Carlos Seixas, filho do organista da Sé de Coimbra, Francisco Vaz, foi para Lisboa com 16 anos, nomeado organista e vice mestre da Capela Real e Patriarcal, nesta altura dirigida por Domenico Scarlatti, tornou-se no compositor de tecla mais importante da 1.ª metade do século 18, de que se preservaram cento e cinco sonatas. A sonata composta por Seixas e Scarlatti para tecla, na última fase de vida, representam a primeira fase de desenvolvimento, do barroco final para o período pré-clássico.
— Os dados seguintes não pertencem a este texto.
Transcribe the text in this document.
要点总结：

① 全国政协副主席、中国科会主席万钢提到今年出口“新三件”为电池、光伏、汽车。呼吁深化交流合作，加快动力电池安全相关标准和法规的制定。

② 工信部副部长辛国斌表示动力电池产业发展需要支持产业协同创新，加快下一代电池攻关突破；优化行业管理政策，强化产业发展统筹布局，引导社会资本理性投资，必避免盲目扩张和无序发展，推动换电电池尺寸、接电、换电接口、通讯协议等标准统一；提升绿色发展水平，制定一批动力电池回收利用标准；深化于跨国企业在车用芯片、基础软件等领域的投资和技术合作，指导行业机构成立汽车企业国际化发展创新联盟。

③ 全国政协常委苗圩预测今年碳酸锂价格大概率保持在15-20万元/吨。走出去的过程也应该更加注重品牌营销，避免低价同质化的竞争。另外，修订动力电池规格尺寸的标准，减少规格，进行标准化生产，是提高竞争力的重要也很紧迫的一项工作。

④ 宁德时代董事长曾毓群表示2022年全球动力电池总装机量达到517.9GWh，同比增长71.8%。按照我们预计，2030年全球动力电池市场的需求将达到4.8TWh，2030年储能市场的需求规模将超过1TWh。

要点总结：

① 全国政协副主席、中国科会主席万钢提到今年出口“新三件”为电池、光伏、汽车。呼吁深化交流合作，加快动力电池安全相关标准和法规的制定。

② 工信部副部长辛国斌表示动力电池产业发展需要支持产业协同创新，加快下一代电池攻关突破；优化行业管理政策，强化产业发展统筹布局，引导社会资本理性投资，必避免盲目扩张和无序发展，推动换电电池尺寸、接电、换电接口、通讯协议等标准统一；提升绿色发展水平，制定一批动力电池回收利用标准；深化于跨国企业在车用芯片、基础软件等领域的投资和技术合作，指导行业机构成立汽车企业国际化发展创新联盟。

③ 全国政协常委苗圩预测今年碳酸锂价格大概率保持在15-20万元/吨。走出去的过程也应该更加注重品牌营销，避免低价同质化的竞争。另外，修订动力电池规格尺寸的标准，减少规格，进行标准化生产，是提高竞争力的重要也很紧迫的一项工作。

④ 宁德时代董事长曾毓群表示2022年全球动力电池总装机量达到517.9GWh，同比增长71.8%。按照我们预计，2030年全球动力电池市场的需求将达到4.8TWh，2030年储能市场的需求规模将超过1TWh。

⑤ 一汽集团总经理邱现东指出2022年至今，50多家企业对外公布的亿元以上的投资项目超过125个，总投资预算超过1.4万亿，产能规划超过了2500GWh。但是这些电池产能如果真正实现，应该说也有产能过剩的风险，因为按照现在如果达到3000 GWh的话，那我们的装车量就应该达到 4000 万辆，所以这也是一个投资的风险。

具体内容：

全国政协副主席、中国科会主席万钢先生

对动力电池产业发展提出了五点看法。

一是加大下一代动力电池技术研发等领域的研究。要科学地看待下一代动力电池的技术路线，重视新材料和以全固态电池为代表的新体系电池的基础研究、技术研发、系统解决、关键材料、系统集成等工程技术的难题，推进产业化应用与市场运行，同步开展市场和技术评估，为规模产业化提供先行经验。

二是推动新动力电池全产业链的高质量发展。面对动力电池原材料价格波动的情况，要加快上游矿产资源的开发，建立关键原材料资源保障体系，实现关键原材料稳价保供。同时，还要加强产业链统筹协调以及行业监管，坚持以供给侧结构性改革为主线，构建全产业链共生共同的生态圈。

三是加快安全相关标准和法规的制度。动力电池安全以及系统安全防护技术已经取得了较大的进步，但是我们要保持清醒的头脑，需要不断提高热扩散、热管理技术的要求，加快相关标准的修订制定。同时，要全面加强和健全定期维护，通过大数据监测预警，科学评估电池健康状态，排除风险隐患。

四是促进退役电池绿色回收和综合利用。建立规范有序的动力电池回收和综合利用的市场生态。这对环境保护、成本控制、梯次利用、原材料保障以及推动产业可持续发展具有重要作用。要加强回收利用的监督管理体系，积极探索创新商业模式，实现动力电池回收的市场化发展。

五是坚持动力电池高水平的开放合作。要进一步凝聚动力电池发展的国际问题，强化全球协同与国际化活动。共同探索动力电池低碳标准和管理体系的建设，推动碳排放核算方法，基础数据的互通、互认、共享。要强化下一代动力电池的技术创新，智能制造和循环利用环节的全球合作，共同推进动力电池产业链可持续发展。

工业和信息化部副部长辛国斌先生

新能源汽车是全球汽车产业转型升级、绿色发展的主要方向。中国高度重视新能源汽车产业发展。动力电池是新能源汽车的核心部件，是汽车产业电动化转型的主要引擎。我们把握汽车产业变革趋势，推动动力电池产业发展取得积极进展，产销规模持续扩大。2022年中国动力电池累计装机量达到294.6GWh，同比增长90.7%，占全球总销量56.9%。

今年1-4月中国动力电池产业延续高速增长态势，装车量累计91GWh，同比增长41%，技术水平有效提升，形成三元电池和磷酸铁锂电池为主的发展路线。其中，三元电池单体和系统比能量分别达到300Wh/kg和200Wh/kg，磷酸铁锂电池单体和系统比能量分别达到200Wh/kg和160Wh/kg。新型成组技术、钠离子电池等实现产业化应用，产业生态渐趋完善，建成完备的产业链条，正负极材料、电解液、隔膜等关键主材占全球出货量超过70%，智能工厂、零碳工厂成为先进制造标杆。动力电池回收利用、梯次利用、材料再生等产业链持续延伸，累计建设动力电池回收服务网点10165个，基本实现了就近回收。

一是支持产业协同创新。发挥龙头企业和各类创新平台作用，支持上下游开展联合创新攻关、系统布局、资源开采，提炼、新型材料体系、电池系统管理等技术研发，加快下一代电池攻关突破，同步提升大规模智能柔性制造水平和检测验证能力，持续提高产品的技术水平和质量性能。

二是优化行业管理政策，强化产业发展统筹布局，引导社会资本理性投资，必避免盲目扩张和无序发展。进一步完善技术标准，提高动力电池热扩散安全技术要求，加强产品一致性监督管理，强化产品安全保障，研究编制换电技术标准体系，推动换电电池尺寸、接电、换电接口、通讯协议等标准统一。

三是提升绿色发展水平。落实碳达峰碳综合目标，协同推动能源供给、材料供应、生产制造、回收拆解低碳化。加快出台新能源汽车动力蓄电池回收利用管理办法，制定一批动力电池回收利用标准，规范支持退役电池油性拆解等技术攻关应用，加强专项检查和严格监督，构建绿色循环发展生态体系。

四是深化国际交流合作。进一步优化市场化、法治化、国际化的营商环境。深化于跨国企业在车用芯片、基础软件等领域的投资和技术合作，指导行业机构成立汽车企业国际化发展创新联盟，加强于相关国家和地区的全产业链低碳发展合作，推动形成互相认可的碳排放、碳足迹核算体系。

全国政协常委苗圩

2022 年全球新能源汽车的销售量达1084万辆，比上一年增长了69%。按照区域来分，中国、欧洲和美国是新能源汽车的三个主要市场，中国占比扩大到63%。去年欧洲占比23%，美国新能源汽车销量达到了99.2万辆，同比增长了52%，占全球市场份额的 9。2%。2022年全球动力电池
Seixas foi equiparado a Carl Philip Emmanuel Bach, filho de Johan Sebastian Bach, pelo musicólogo Santiago Kastner, devido aos traços líricos e sentimentais. As sonatas caracterizam-se por terem associado um minuete, típico da dança francesa, onde se encontram vestígios em traduções de manuais de dança que irão aparecer nesta altura. Seixas é autor de três obras de relevo dado que cada uma exprime um importante género orquestral: uma Sinfonia em estilo italiano, com a sua sequência de três andamentos, rápido, lento, rápido; uma Abertura em estilo francês, com o primento andamento mais curto em ritmo majestoso seguido de secções mais vivas e rápidas; um notável Concerto para cravo e orquestra que constitui um dos primeiros exemplo do género em toda a Europa.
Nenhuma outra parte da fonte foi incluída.